I think I’ve completed my best short story yet. It’s called “Memorial.” I’ve had free time to work on it in the evenings, and I finally got a printer up and running in our house, so I printed it off, edited it through a couple times, made two moderately major changes (set it in the present instead of the future, and removed clipped coloquial verbiage, both upon recommendations of trusted readers) and now I think it’s quite publishable. The problem? I’ve already submitted it to 17 places in its “set-in-the-future-with-clipped-coloquial-verbiage” form. So that sucks, because those 17 place were some of my top-tier places that I submit to, and since 13 of them have already rejected it, I can’t submit it to them again. So now it’s off to other markets, hopefully ones that pay more than just contributors copies.

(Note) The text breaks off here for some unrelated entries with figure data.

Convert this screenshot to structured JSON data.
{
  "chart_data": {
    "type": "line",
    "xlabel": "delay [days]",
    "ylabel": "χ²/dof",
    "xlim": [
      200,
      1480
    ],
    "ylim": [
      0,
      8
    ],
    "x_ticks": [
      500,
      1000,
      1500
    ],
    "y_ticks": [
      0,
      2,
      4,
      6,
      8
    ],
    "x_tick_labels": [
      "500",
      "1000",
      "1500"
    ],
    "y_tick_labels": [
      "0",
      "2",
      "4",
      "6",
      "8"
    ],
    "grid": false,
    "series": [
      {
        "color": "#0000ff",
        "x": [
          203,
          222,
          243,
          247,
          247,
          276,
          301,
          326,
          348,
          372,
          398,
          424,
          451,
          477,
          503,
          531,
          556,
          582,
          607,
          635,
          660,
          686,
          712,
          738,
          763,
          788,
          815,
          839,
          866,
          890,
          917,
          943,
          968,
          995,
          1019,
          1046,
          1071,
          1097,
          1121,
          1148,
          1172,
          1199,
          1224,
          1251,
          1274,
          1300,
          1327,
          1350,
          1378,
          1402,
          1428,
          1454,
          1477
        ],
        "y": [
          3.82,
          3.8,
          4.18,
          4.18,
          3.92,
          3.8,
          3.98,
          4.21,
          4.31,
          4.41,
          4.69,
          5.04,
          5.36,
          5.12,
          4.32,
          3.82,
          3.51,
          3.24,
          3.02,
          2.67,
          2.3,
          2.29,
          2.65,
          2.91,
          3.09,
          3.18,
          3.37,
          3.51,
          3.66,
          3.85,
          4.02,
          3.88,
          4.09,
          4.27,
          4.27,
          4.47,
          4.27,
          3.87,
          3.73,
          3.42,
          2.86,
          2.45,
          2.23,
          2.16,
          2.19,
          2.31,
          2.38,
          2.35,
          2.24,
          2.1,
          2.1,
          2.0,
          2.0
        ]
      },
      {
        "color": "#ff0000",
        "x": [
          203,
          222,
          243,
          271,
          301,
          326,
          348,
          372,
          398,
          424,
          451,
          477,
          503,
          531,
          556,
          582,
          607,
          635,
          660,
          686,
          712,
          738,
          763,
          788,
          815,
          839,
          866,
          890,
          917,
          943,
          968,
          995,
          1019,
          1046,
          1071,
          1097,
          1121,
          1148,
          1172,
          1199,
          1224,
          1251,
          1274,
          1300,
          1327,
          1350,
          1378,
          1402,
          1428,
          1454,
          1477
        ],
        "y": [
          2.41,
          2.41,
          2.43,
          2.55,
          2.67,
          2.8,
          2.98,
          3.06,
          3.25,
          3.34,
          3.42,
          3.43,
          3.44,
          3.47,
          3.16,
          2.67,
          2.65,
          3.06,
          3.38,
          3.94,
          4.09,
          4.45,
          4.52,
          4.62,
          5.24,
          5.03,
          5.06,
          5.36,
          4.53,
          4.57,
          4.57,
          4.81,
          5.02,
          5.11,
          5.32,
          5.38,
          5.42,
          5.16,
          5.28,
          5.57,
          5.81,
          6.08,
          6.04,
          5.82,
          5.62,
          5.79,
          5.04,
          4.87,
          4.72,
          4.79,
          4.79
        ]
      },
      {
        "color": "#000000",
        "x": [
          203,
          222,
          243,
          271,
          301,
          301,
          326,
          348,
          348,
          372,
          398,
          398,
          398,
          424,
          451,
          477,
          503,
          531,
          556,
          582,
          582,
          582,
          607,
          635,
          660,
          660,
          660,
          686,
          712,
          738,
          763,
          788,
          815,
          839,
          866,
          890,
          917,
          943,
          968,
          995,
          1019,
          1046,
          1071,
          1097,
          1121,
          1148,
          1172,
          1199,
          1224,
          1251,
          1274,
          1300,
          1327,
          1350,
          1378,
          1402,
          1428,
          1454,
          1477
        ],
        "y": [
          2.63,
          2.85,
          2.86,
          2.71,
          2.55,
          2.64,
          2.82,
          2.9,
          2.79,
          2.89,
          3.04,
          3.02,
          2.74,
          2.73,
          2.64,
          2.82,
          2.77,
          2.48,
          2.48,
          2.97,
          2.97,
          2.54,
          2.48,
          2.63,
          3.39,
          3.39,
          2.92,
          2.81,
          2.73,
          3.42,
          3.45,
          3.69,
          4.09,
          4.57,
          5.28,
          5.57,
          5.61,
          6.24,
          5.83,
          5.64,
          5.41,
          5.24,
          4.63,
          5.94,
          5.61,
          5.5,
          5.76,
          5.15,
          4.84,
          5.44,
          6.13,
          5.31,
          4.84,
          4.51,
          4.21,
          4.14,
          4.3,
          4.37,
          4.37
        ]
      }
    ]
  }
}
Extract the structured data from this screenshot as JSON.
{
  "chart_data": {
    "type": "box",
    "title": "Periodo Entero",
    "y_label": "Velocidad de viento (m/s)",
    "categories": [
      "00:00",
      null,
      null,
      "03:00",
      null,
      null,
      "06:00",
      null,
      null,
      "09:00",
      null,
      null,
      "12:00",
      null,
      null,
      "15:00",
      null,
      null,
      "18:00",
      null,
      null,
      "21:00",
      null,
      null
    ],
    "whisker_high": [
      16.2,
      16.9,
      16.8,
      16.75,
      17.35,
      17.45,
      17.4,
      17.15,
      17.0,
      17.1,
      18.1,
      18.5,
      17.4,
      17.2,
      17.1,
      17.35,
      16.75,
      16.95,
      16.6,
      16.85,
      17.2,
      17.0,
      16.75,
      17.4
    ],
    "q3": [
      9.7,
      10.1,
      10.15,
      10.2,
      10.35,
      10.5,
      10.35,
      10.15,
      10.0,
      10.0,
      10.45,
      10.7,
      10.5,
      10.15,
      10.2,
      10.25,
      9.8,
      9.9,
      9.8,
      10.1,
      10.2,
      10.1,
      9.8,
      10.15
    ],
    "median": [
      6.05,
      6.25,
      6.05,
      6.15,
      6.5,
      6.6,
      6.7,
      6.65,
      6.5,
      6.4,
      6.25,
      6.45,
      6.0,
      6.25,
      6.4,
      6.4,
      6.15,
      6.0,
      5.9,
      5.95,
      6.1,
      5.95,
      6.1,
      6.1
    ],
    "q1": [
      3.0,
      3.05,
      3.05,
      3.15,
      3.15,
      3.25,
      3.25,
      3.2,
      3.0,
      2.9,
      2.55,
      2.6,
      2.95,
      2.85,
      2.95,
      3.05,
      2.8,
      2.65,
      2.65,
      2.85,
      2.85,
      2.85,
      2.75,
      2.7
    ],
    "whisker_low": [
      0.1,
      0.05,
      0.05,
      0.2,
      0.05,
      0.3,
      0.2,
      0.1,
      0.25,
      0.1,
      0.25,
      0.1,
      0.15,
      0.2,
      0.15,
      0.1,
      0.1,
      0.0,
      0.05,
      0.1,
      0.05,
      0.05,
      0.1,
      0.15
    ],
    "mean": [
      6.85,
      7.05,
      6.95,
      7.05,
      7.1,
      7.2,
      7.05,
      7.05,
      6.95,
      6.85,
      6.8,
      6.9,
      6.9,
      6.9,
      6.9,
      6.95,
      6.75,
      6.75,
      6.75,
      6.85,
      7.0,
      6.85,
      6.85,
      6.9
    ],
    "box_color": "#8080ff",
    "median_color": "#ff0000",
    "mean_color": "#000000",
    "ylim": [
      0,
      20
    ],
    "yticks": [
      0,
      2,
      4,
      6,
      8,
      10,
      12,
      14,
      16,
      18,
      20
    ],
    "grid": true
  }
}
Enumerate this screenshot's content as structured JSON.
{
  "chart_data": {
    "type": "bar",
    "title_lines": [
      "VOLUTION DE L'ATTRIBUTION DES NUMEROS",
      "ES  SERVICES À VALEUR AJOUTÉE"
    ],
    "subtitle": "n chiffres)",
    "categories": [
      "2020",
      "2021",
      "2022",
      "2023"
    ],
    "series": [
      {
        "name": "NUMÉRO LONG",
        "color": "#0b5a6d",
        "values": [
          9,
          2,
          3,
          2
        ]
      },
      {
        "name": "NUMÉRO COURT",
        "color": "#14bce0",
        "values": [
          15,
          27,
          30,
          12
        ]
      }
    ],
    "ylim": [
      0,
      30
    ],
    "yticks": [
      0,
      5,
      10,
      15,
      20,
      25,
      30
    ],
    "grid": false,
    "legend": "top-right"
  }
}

I know many authors think that if a story (or poem or essay or poemessay(?)) is rejected, they can significantly revise that story and resubmit it as a new piece of material to the very place that has already rejected them. I don’t believe in that approach. I say if you get rejected, you keep a stiff upper lip and move on to the next venue, whether you revise the story or not. Were I an editor of a literary journal (or publishing house) I wouldn’t want to see the same story three times in three different draft forms. That’d be a waste of time. I’d say if an editor asks for a revision specifically, then go for it, but otherwise, don’t resubmit it even after significant editing.
(Also, I love parentheticals (and double-parentheticals) because they are so easy to drop in wherever you’d like.)